Log Monitoring and Alerting
Last time, we talked about Observability. In this post, we are going to talk about log monitoring and alerting. It is also an important component of a system. Without this, your software engineers do not know what is happening in the whole system. That said, when an error occurs, no one knows and the engineering team does not know whether the system performs well or not. After reading this post, I expect you will know how a log monitoring system works.
Okay, let’s get into it.
Here we are going to have a high-level understanding of a log monitoring system. There are many solutions for log monitoring and alerting like New Relic, Datadog, etc. In this post, I am gonna give you an idea for log monitoring and alerting on leveraging elastic stack.
Collect and Process Logs
For collecting logs from containers, we can use the fluent bit to read the container logs directly and forward the logs to the fluentd. After that, the fluentd will parse and aggregate the logs according to your rules and then push the logs to the elasticsearch for storage.
Send Alerts
After storing the logs, we want to leverage the logs for alerting if any error occurs by using ElastAlert. It will search the logs on the elasticsearch according to the rules that you defined. If any record hits the condition, ElastAlert will push the notification to Slack(or other channels) to notify your engineering team or business team.
Query Logs
Kibana is introduced in this design to solve the logs visualization and query issue.

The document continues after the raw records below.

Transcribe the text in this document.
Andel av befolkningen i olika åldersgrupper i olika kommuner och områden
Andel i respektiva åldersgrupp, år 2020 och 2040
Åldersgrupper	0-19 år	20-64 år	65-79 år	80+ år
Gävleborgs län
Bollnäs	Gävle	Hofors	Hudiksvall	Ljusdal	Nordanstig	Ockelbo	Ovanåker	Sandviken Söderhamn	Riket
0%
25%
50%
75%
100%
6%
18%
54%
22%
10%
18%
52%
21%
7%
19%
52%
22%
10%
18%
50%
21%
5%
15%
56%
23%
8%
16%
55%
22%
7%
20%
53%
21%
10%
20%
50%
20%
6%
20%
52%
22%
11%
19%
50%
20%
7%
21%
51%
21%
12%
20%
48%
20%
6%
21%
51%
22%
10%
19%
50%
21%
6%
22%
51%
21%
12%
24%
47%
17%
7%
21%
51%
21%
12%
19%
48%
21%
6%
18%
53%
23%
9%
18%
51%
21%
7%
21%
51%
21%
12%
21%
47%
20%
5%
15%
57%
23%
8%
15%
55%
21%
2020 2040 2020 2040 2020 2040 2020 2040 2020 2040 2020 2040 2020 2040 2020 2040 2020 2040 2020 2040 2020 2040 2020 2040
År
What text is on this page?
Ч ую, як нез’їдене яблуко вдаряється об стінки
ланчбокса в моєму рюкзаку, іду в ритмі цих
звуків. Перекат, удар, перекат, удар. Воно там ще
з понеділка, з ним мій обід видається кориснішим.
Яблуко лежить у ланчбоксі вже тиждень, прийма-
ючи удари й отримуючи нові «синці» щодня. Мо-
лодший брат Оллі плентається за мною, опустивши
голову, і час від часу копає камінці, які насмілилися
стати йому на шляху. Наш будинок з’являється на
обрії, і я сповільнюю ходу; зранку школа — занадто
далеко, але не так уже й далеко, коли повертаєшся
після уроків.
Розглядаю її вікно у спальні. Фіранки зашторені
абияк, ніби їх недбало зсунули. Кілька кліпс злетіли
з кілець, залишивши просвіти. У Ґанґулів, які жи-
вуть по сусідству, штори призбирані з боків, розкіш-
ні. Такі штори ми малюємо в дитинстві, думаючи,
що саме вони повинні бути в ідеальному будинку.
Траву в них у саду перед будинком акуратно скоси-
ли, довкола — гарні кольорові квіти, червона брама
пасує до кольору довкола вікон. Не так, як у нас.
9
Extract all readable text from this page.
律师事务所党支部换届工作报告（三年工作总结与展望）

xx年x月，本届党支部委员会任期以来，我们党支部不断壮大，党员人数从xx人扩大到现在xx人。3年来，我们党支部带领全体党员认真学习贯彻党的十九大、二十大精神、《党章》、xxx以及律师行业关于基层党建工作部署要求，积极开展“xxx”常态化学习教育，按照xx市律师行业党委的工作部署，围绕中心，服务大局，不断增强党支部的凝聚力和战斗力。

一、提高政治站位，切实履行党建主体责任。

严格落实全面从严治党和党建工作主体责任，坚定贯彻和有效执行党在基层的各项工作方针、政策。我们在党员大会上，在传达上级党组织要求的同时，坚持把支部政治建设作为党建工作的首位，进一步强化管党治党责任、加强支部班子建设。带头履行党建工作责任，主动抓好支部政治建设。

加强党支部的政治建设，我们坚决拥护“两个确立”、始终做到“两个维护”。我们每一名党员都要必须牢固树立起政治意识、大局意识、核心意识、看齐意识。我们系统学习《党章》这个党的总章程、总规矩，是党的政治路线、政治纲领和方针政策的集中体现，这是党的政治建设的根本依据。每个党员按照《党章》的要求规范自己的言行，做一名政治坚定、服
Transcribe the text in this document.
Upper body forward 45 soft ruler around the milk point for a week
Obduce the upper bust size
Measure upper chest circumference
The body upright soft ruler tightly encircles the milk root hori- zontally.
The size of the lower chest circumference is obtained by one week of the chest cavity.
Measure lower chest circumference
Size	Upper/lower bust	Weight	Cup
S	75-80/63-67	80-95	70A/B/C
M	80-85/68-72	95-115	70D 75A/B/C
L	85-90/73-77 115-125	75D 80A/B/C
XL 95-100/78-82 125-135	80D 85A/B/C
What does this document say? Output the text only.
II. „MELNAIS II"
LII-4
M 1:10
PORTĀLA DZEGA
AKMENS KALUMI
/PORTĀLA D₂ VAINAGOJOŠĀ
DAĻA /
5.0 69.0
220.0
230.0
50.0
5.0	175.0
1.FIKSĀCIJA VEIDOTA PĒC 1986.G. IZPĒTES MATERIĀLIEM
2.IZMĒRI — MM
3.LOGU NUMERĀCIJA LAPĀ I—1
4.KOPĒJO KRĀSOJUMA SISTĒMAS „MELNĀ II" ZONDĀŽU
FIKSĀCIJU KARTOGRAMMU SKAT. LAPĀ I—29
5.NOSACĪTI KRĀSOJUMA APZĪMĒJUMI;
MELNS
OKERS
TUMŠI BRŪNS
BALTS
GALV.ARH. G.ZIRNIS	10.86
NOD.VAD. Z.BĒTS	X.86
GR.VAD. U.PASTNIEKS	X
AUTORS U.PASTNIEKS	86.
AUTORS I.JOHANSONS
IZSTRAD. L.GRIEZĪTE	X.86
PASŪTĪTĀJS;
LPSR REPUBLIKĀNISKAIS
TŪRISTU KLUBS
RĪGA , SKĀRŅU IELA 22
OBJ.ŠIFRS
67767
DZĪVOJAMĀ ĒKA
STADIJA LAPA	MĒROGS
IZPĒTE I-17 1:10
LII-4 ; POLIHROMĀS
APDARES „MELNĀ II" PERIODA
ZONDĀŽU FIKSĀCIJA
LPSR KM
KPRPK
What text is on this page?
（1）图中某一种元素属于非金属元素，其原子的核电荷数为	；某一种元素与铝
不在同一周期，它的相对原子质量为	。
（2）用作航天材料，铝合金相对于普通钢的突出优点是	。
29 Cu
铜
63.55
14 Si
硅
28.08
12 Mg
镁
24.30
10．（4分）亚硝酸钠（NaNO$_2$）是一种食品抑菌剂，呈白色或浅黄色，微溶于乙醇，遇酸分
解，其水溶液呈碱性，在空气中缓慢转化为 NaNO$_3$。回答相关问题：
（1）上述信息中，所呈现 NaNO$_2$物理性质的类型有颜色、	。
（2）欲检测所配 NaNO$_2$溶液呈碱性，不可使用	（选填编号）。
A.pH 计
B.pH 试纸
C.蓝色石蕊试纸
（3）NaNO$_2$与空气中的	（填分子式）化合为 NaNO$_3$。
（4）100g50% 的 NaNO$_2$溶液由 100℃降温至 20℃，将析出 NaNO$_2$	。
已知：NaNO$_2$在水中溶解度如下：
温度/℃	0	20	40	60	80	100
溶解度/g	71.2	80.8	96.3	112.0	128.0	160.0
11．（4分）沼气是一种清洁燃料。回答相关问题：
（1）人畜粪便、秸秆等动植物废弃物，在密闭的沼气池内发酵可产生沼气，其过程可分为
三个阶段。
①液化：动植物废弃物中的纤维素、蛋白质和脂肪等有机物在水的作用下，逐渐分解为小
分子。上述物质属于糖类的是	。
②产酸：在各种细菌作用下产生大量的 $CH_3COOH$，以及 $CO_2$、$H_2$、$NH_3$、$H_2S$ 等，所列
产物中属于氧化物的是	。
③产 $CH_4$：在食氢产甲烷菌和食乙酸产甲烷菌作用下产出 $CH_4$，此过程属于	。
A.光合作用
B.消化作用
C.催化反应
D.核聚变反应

Your team can browse the logs from Kibana UI and filter the results by whatever condition you want.
Monitoring Dashboards
Kibana is a great tool for you to create some metrics based on your logs. It enables your team to create graphs, aggregated data, tables, etc. You can create the dashboards based on your business need including system performance, daily error rate, traffic, and so on.
In conclusion, a log monitoring system at least needs to have alerts, dashboards, and good query functions. Also, your logging system needs to be scalable to support a huge amount of log entries. For this, Fluentd and Elastic Stack both provide good scalability for users to scale the instances.